Daegan shrugged. “Very well, then. It is a simple spell. Use that glister eye to see your destination. Let it shine. Let your power flow through the vision and it will pull your body with it. It will hurt like hell.”
Before he tried, he reached out to the webs and pinched two small sections and stuffed them in his pocket. He pictured old Fort Prower, the shadows of the building Mara had stood in as he’d unloaded spinning wheels from Houston’s cart. He let his power flow into his sight and the world around him disappeared.
39
Mara sat in a tall-backed wooden chair, her hands fastened behind her, this time with metal cuffs. She’d revealed her skill with rope and knots too soon, and the outlaws had learned from their mistakes. Her legs were bound with chains to the chair. Complete overkill.

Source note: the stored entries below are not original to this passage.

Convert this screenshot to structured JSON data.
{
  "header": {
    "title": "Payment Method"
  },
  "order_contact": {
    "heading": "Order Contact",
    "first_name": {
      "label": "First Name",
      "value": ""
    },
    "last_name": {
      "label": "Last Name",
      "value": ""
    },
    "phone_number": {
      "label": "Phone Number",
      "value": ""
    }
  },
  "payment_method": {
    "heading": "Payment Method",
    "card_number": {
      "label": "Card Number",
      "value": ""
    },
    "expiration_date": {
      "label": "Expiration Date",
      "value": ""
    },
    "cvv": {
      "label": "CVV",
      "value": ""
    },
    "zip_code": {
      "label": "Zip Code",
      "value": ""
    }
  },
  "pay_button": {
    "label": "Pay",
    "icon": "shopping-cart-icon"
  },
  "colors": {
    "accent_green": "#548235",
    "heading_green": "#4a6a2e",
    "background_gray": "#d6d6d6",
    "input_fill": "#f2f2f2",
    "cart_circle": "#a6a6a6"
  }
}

The chair’s wicker seat pressed sharply against the backs of her legs. The short bloomers one of the sorceresses had offered her were better than being naked, but they offered little protection or modesty.
It was the least of her problems.
Her chair sat in a shadowed corner in the saloon of the Black Skulls’ hideout. The saloon’s tables and chairs had been pushed against the walls to make way for one large table in the middle of the room. A crisp white tablecloth, fine silver, and porcelain plates lined the surface, elegance among decay. The highest-ranking members of the Black Skulls sat around it, including three fairies and Seth. He’d made her life hell here as much as Prophet allowed it.
Nils and Lord and Lady Prower also sat at the table, as well as six other wealthy Republic citizens, but she didn’t recognize them. A few seemed friendly with Nils though, and she guessed they worked for Power United.
“We should wait,” Nils said. “Two more days until the Rose Moon. Let’s do this right. By the book.”
Mara dropped her gaze. She couldn’t stand to look at him. His betrayal turned her stomach. He’d used the Trail of Strings organization to send sorceresses to the west to be gathered up by Prophet. She’d tried to think back to the women she’d helped. Had she helped anyone get to the West? Nausea rolled through her at the thought.
“No. The sooner, the better.” Seth always disagreed with Nils. “We destroy the Republic’s strength now. Let’s get started on our destiny.”
The conversation went in circles. After three nights of this, she could predict exactly how it would go.
“Oh, boys. So ambitious. Both of you,” Lady Prower said. Based on the secret touches and glances that Mara had spied, Lady Prower was sleeping with both of them as well as her husband’s glister servant, who stood behind his master.
Someone needed to step up and lead, to quit tiptoeing around and decide. If she ran her mill this way, she’d be bankrupt in a month.
She’d spent the past two days spinning copper for Prophet and helping the other sorceresses reach their ridiculous quota. They’d all been forced to use Luck’s Lady’s wheel. It sat in the opposite corner from her and was the only reason she was still sane. The wheel provided her a sense of peace and a boost of energy. Who would have thought that would be the case? Mara bit her lip at the realization that Sage had known. She’d sent all those notes through some spell or power.
Still, Mara was no Goddess at the white wheel. Even she had physical limits as to how much she could spin. Her fingertips were sliced with cuts. They were cold and wet, dripping blood, but her hands were tied behind her, and there was nothing she could do about it. Her corset was so tight she could barely breathe.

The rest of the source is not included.